Golden State kann dabei auf seine Infrastruktur und die vorhandene Leadership bauen. Das Risiko, welches die Warriors beim Trade für Wiggins eingingen, hat sich längst doppelt und dreifach ausgezahlt, er ist vom Albatross-Vertrag zum wertvollen Spieler geworden. Nun wird sich zeigen, wie nachhaltig seine Transformation wirklich ist.
Ist es zu früh, um die Lakers abzuschreiben?
Glas halb voll: LeBron James spielt in letzter Zeit absurd guten Basketball, hat sich als (nomineller) Center mal wieder ein Stück weit neu erfunden und entwickelt eine zunehmend starke Chemie mit Malik Monk, der sich sehr gesteigert hat. Über die vergangenen beiden Wochen stellen die Lakers die drittbeste Offense der Liga und das fünftbeste Net-Rating.
Glas halb leer: Die Siege werden in erster Linie gegen miese Teams geholt. Von den West-Teams haben nur die Rockets und Thunder weniger Siege gegen Teams mit positiver Bilanz (6). Eine 5-1-Bilanz bei Spielen mit Verlängerung schönt die Bilanz des Champions von 2020, der sich auch mit miesen Gegnern oft sehr schwer tut.
Was machen wir nun daraus? Es ist fraglos gut zu sehen, dass James auch mit 37 Jahren noch so aufdrehen kann; er ist der zweitbeste Scorer der Liga, über seine vergangenen 20 Partien legt der derzeit viertälteste NBA-Spieler 31 Punkte, 9 Rebounds und 7 Assists bei bärenstarken Quoten auf. Er scort auf einem Level, wie man es über die vergangenen Jahre nur aus den Playoffs kannte - 2009/10 war sein Schnitt zum letzten Mal höher!
Es ist gleichzeitig bedenklich, dass diese Leistungen von James schon jetzt nötig sind und nicht einmal dazu führen, dass die Lakers ein gutes Team sind. Sie sind okay, mehr nicht, die Spitze der Western Conference ist nach wie vor meilenweit entfernt, und LeBron reißt dabei nach VanVleet und den beiden Nets-Stars die meisten Minuten ligaweit ab.
All das spricht nicht für eine gute Kaderkonstruktion, ungeachtet der zahlreichen Ausfälle.

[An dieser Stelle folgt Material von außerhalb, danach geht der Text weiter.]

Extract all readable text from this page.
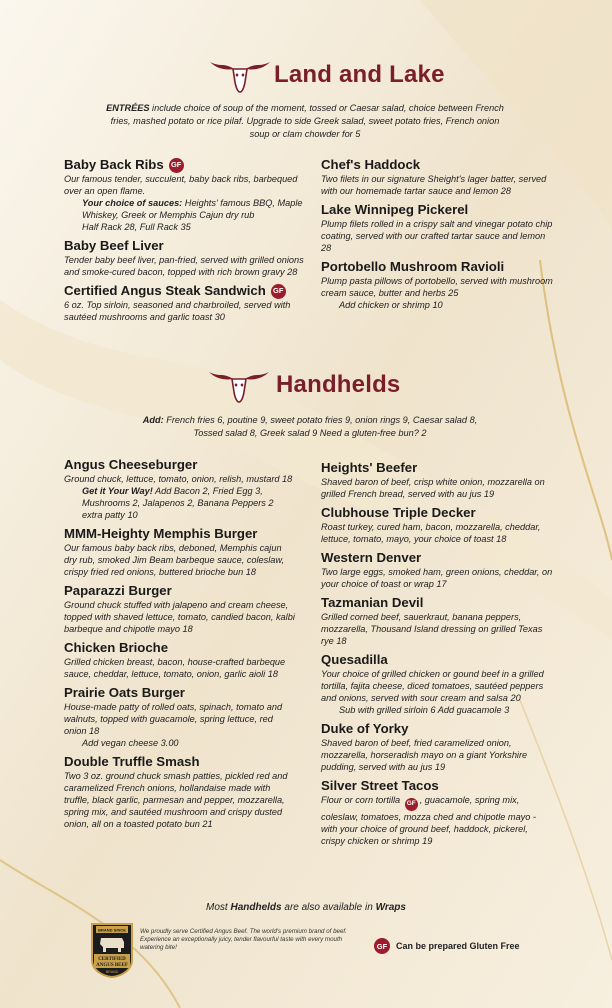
Land and Lake
ENTRÉES include choice of soup of the moment, tossed or Caesar salad, choice between French fries, mashed potato or rice pilaf. Upgrade to side Greek salad, sweet potato fries, French onion soup or clam chowder for 5
Baby Back Ribs GF
Our famous tender, succulent, baby back ribs, barbequed over an open flame.
Your choice of sauces: Heights' famous BBQ, Maple Whiskey, Greek or Memphis Cajun dry rub
Half Rack 28, Full Rack 35
Baby Beef Liver
Tender baby beef liver, pan-fried, served with grilled onions and smoke-cured bacon, topped with rich brown gravy 28
Certified Angus Steak Sandwich GF
6 oz. Top sirloin, seasoned and charbroiled, served with sautéed mushrooms and garlic toast 30
Chef's Haddock
Two filets in our signature Sheight's lager batter, served with our homemade tartar sauce and lemon 28
Lake Winnipeg Pickerel
Plump filets rolled in a crispy salt and vinegar potato chip coating, served with our crafted tartar sauce and lemon 28
Portobello Mushroom Ravioli
Plump pasta pillows of portobello, served with mushroom cream sauce, butter and herbs 25
Add chicken or shrimp 10
Handhelds
Add: French fries 6, poutine 9, sweet potato fries 9, onion rings 9, Caesar salad 8, Tossed salad 8, Greek salad 9 Need a gluten-free bun? 2
Angus Cheeseburger
Ground chuck, lettuce, tomato, onion, relish, mustard 18
Get it Your Way! Add Bacon 2, Fried Egg 3, Mushrooms 2, Jalapenos 2, Banana Peppers 2 extra patty 10
MMM-Heighty Memphis Burger
Our famous baby back ribs, deboned, Memphis cajun dry rub, smoked Jim Beam barbeque sauce, coleslaw, crispy fried red onions, buttered brioche bun 18
Paparazzi Burger
Ground chuck stuffed with jalapeno and cream cheese, topped with shaved lettuce, tomato, candied bacon, kalbi barbeque and chipotle mayo 18
Chicken Brioche
Grilled chicken breast, bacon, house-crafted barbeque sauce, cheddar, lettuce, tomato, onion, garlic aioli 18
Prairie Oats Burger
House-made patty of rolled oats, spinach, tomato and walnuts, topped with guacamole, spring lettuce, red onion 18
Add vegan cheese 3.00
Double Truffle Smash
Two 3 oz. ground chuck smash patties, pickled red and caramelized French onions, hollandaise made with truffle, black garlic, parmesan and pepper, mozzarella, spring mix, and sautéed mushroom and crispy dusted onion, all on a toasted potato bun 21
Heights' Beefer
Shaved baron of beef, crisp white onion, mozzarella on grilled French bread, served with au jus 19
Clubhouse Triple Decker
Roast turkey, cured ham, bacon, mozzarella, cheddar, lettuce, tomato, mayo, your choice of toast 18
Western Denver
Two large eggs, smoked ham, green onions, cheddar, on your choice of toast or wrap 17
Tazmanian Devil
Grilled corned beef, sauerkraut, banana peppers, mozzarella, Thousand Island dressing on grilled Texas rye 18
Quesadilla
Your choice of grilled chicken or gound beef in a grilled tortilla, fajita cheese, diced tomatoes, sautéed peppers and onions, served with sour cream and salsa 20
Sub with grilled sirloin 6 Add guacamole 3
Duke of Yorky
Shaved baron of beef, fried caramelized onion, mozzarella, horseradish mayo on a giant Yorkshire pudding, served with au jus 19
Silver Street Tacos
Flour or corn tortilla GF , guacamole, spring mix, coleslaw, tomatoes, mozza ched and chipotle mayo - with your choice of ground beef, haddock, pickerel, crispy chicken or shrimp 19
Most Handhelds are also available in Wraps
BRAND SINCE
CERTIFIED
ANGUS BEEF
BRAND
We proudly serve Certified Angus Beef. The world's premium brand of beef. Experience an exceptionally juicy, tender flavourful taste with every mouth watering bite!	GF Can be prepared Gluten Free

Nun steht immerhin Kendrick Nunn vor der Rückkehr und auch Anthony Davis sollte in den nächsten Wochen wieder zur Verfügung stehen, beim Big Man wird darauf zu hoffen sein, dass er seinen enttäuschenden Saisonstart vergessen machen kann.

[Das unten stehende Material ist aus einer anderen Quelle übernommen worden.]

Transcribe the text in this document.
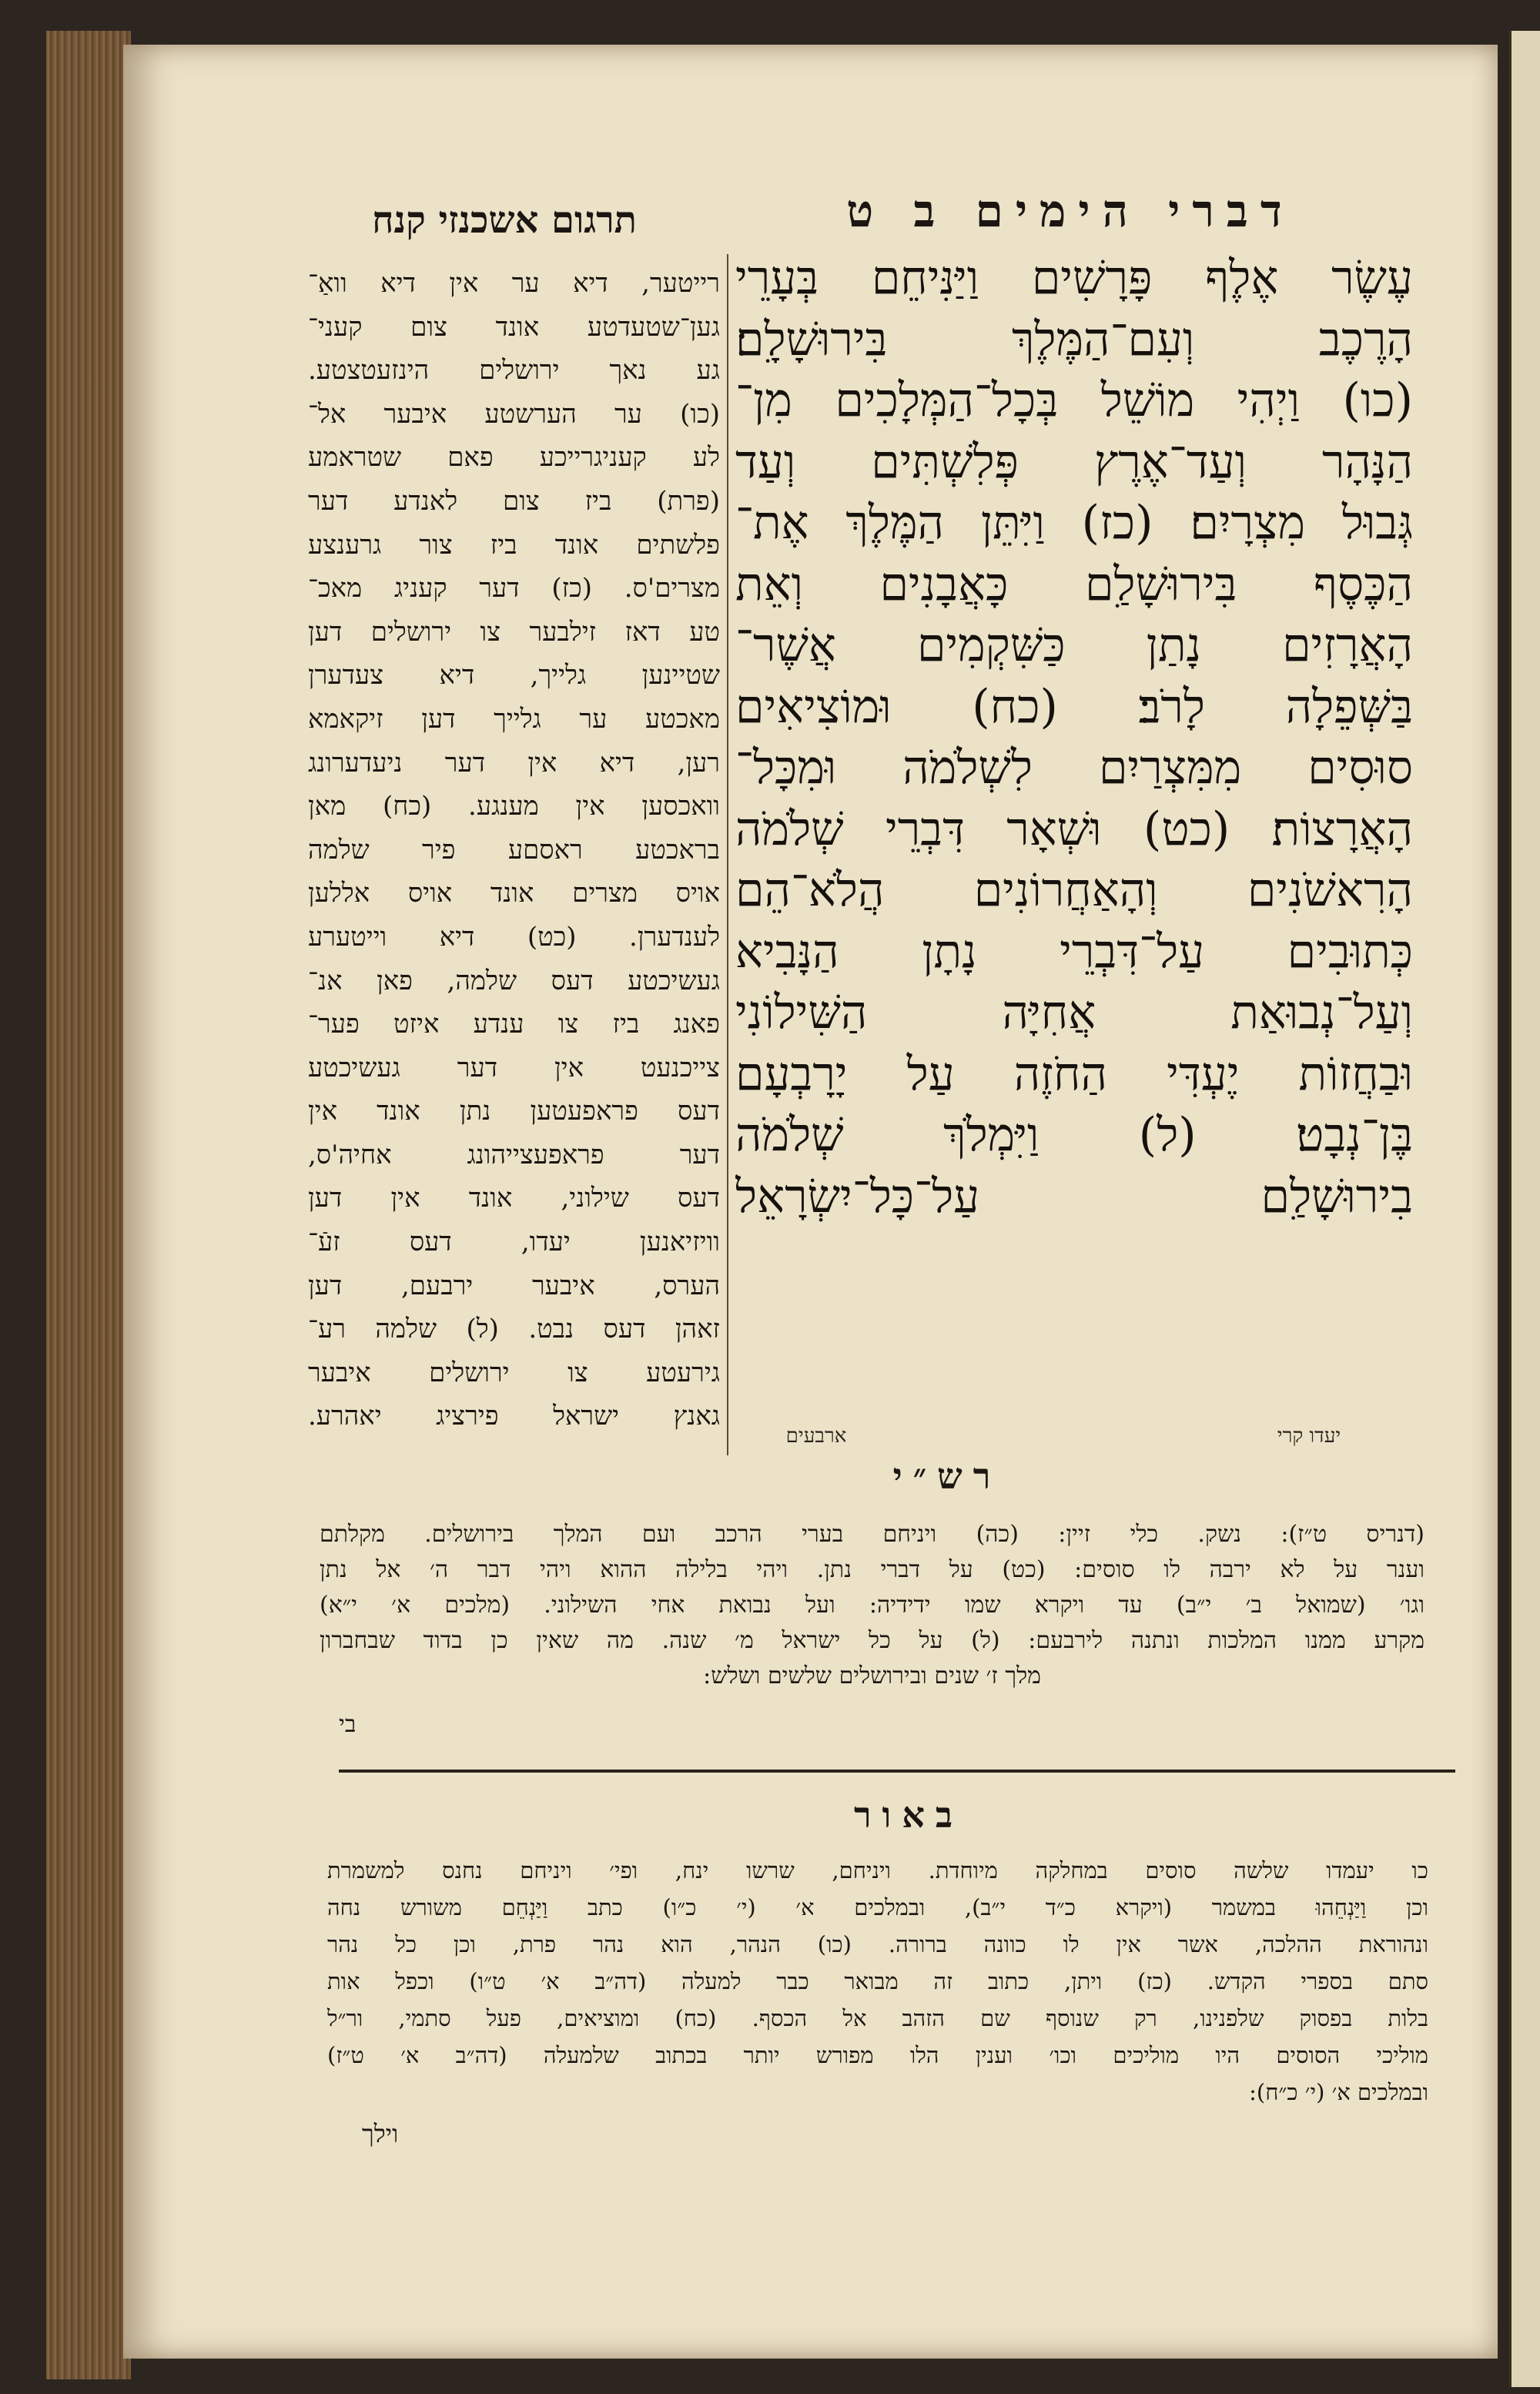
דברי הימים ב ט
תרגום אשכנזי קנח
עֶשֶׂר אֶלֶף פָּרָשִׁים וַיַּנִּיחֵם בְּעָרֵי
הָרֶכֶב וְעִם־הַמֶּלֶךְ בִּירוּשָׁלִָם׃
(כו) וַיְהִי מוֹשֵׁל בְּכָל־הַמְּלָכִים מִן־
הַנָּהָר וְעַד־אֶרֶץ פְּלִשְׁתִּים וְעַד
גְּבוּל מִצְרָיִם׃ (כז) וַיִּתֵּן הַמֶּלֶךְ אֶת־
הַכֶּסֶף בִּירוּשָׁלִַם כָּאֲבָנִים וְאֵת
הָאֲרָזִים נָתַן כַּשִּׁקְמִים אֲשֶׁר־
בַּשְּׁפֵלָה לָרֹב׃ (כח) וּמוֹצִיאִים
סוּסִים מִמִּצְרַיִם לִשְׁלֹמֹה וּמִכָּל־
הָאֲרָצוֹת׃ (כט) וּשְׁאָר דִּבְרֵי שְׁלֹמֹה
הָרִאשֹׁנִים וְהָאַחֲרוֹנִים הֲלֹא־הֵם
כְּתוּבִים עַל־דִּבְרֵי נָתָן הַנָּבִיא
וְעַל־נְבוּאַת אֲחִיָּה הַשִּׁילוֹנִי
וּבַחֲזוֹת יֶעְדִּי הַחֹזֶה עַל יָרָבְעָם
בֶּן־נְבָט׃ (ל) וַיִּמְלֹךְ שְׁלֹמֹה
בִירוּשָׁלִַם עַל־כָּל־יִשְׂרָאֵל
רייטער, דיא ער אין דיא וואַ־
גען־שטעדטע אונד צום קעני־
גע נאך ירושלים הינזעטצטע.
(כו) ער הערשטע איבער אל־
לע קעניגרייכע פאם שטראמע
(פרת) ביז צום לאנדע דער
פלשתים אונד ביז צור גרענצע
מצרים'ס. (כז) דער קעניג מאכ־
טע דאז זילבער צו ירושלים דען
שטיינען גלייך, דיא צעדערן
מאכטע ער גלייך דען זיקאמא
רען, דיא אין דער ניעדערונג
וואכסען אין מענגע. (כח) מאן
בראכטע ראסםע פיר שלמה
אויס מצרים אונד אויס אללען
לענדערן. (כט) דיא וייטערע
געשיכטע דעס שלמה, פאן אנ־
פאנג ביז צו ענדע איזט פער־
צייכנעט אין דער געשיכטע
דעס פראפעטען נתן אונד אין
דער פראפעצייהונג אחיה'ס,
דעס שילוני, אונד אין דען
וויזיאנען יעדו, דעס זעֿ־
הערס, איבער ירבעם, דען
זאהן דעס נבט. (ל) שלמה רע־
גירעטע צו ירושלים איבער
גאנץ ישראל פירציג יאהרע.
יעדו קרי
ארבעים
רש״י
(דנריס ט״ז): נשק. כלי זיין: (כה) ויניחם בערי הרכב ועם המלך בירושלים. מקלתם
וענר על לא ירבה לו סוסים: (כט) על דברי נתן. ויהי בלילה ההוא ויהי דבר ה׳ אל נתן
וגו׳ (שמואל ב׳ י״ב) עד ויקרא שמו ידידיה: ועל נבואת אחי השילוני. (מלכים א׳ י״א)
מקרע ממנו המלכות ונתנה לירבעם: (ל) על כל ישראל מ׳ שנה. מה שאין כן בדוד שבחברון
מלך ז׳ שנים ובירושלים שלשים ושלש:
בי
באור
כו יעמדו שלשה סוסים במחלקה מיוחדת. ויניחם, שרשו ינח, ופי׳ ויניחם נחנס למשמרת
וכן וַיַּנְחֵהוּ במשמר (ויקרא כ״ד י״ב), ובמלכים א׳ (י׳ כ״ו) כתב וַיַּנְחֵם משורש נחה
ונהוראת ההלכה, אשר אין לו כוונה ברורה. (כו) הנהר, הוא נהר פרת, וכן כל נהר
סתם בספרי הקדש. (כז) ויתן, כתוב זה מבואר כבר למעלה (דה״ב א׳ ט״ו) וכפל אות
בלות בפסוק שלפנינו, רק שנוסף שם הזהב אל הכסף. (כח) ומוציאים, פעל סתמי, ור״ל
מוליכי הסוסים היו מוליכים וכו׳ וענין הלו מפורש יותר בכתוב שלמעלה (דה״ב א׳ ט״ז)
ובמלכים א׳ (י׳ כ״ח):
וילך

Reicht das dann? Das muss zumindest die Hoffnung sein. Lakers-Fans fabulieren auf Twitter zwar schon seit Wochen, wie sie alle möglichen Stars per Trade nach Hollywood holen können, es gibt da nur das kleine Problem, dass es für die wenigen verfügbaren guten Spieler (etwa Grant) viele Interessenten geben wird - und diese fast alle bessere Angebote machen können als die Lakers. Talen Horton-Tucker und der Vertrag von Russell Westbrook sind als Paket, nun, geht so.
Vielleicht spielt das alles keine Rolle, wenn neben LeBron auch Davis wieder in den 2020er Bubble-Modus schaltet. Momentan sieht es eher danach aus, als würde eine weitere historische James-Saison (in diesem Alter die drittbeste True-Shooting-Saison seiner Karriere? Ernsthaft?) mehr oder weniger im Sande verlaufen.